Швейцер
Шрифт:
Годам к четырнадцати у юного Швейцера стал что-то портиться характер. У каждого по-своему протекает процесс ломки и созревания: Альберт, такой сдержанный раньше, стал вдруг заядлым спорщиком. Всякому встречному и поперечному он готов был теперь излагать свои взгляды, докапываться до корня чужих ошибок, развенчивать предрассудки и заблуждения, доказывая самую правильную и самую современную точку зрения. Для обычной застольной беседы все это бывало слишком глубокомысленно. Кроме того, взрослые вовсе не желали, чтобы кто-либо нарушал их послеобеденный покой, заставлял их спорить о вещах, которые они считали для себя давно решенными, да при этом еще спорить с мальчишкой. Сколько раз и в Мюльхаузене и в Гюнсбахе Альберт превращал мирную застольную беседу в шумную, изнурительную дискуссию.
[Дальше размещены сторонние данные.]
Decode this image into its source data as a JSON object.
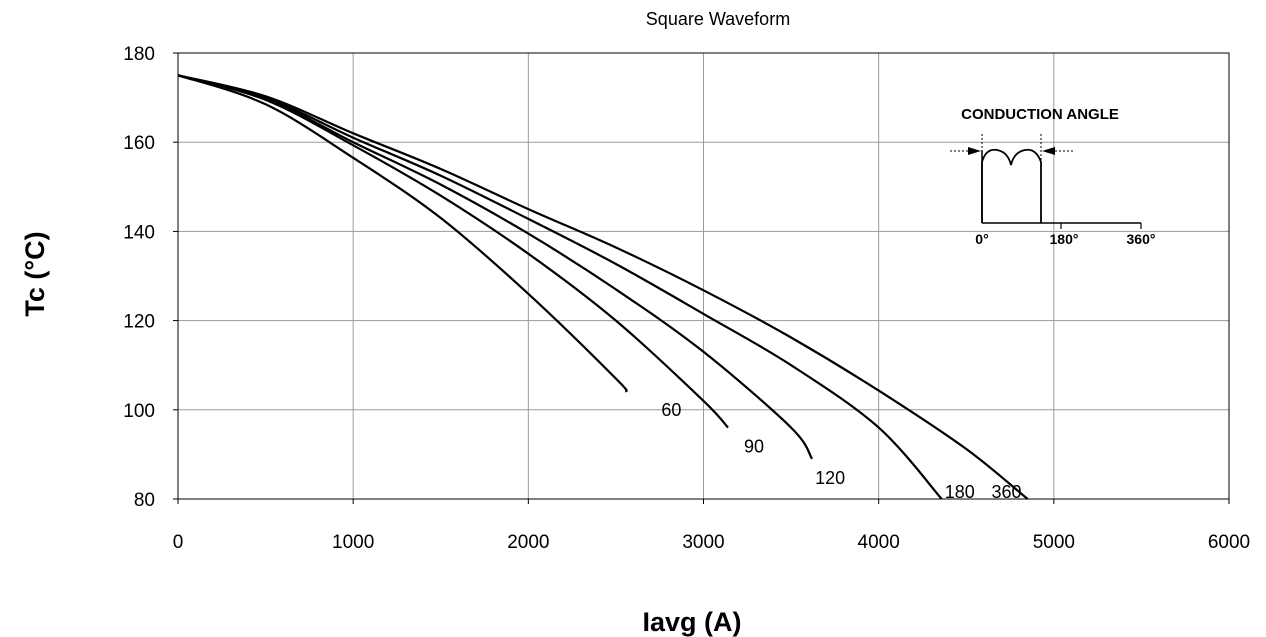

От его былой выдержанности и застенчивости не осталось следа: точно какой-то бес вселился
Что же до самой «несчастной привычки спорить», то это, по мнению Швейцера, не было просто каким-то временным наваждением или издержками роста. Вероятно, в мальчике пробудился «дух дедушки Шиллингера, любившего добиваться истины». Ведь в исканиях его внука, какими бы неприятными и назойливыми они ни казались взрослым, не было никаких эгоистических мотивов: они были рождены «страстной потребностью мыслить и отыскивать с помощью собеседника истинное и полезное». Альбертом овладело убеждение, что «на место расхожих мнений, недомыслия и предрассудков должны прийти выношенные мысли» и что только в этом случае будет возможен прогресс человечества. Это и побуждало его к мальчишески горячим, пускай даже и не всегда уместным, спорам.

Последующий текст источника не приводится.